Xiao Yu estaba claramente todavía preocupada.
—Xiao Yu, hagámosle caso al señor Zhang. Ese Dong Hua nos engañó para que vendiéramos medicamentos falsos para él; merece que lo atrapen y lo metan en la cárcel —intervino una de las jóvenes al oír las preocupaciones de Xiao Yu.
Con varios pensamientos en mente, otra chica se apresuró a tranquilizar a Xiao Yu al oír sus preocupaciones.
Pero Xiao Yu seguía con el ceño fruncido, expresando su preocupación: —Me preocupa qué haremos si Dong Hua toma represalias contra nosotras.
Este comentario le recordó a Zhang Xiaowei que no se debía tomar a la ligera a Dong Hua; si tomaba represalias, podría ser realmente problemático.
Sin embargo, Zhang Xiaowei las tranquilizó rápidamente: —No se preocupen, por ahora se quedarán en la fábrica farmacéutica y no irán a ningún otro lado. Aunque quiera tomar represalias, no encontrará la oportunidad.
No había otra solución por el momento, así que tenía que ser de esta manera.
Después de darles instrucciones a las chicas, Zhen Meili también había completado su proceso de incorporación.
Zhang Xiaowei la llamó de inmediato y la presentó a Xiao Yu y a las demás.
—Xiao Yu, esta es la Hermana Meili. También es una nueva presentadora, pero nunca lo ha hecho antes, así que enséñale tú —dijo Zhang Xiaowei.
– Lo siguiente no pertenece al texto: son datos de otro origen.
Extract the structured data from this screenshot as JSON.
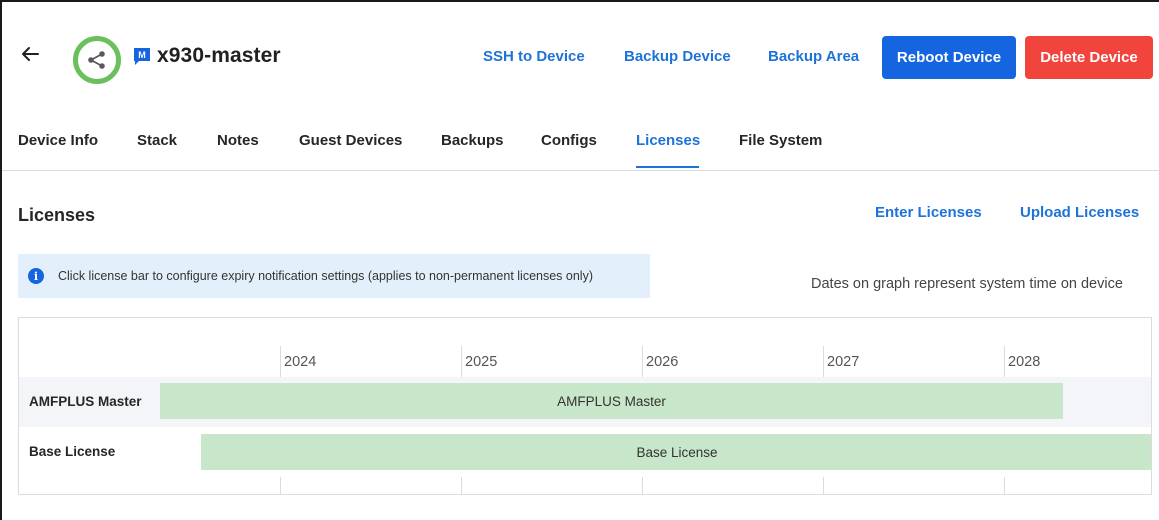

Las pocas jóvenes, agradecidas por el favor de Zhang Xiaowei, aceptaron sin dudarlo.
Una vez que terminó con estos asuntos, Zhang Xiaowei sacó su teléfono y se dirigió al exterior.
—Tía Jing, voy a recogerte al hospital; iremos a buscar a ese imbécil de Dong Hua para conseguir el dinero.
Al oír esto por teléfono, Liang Jing preguntó inmediatamente con voz tensa: —Xiaowei, ¿de verdad podemos recuperar el dinero?
Zhang Xiaowei se rio, incapaz de garantizárselo.
—Vamos a intentarlo y a ver qué pasa. ¿Quién sabe?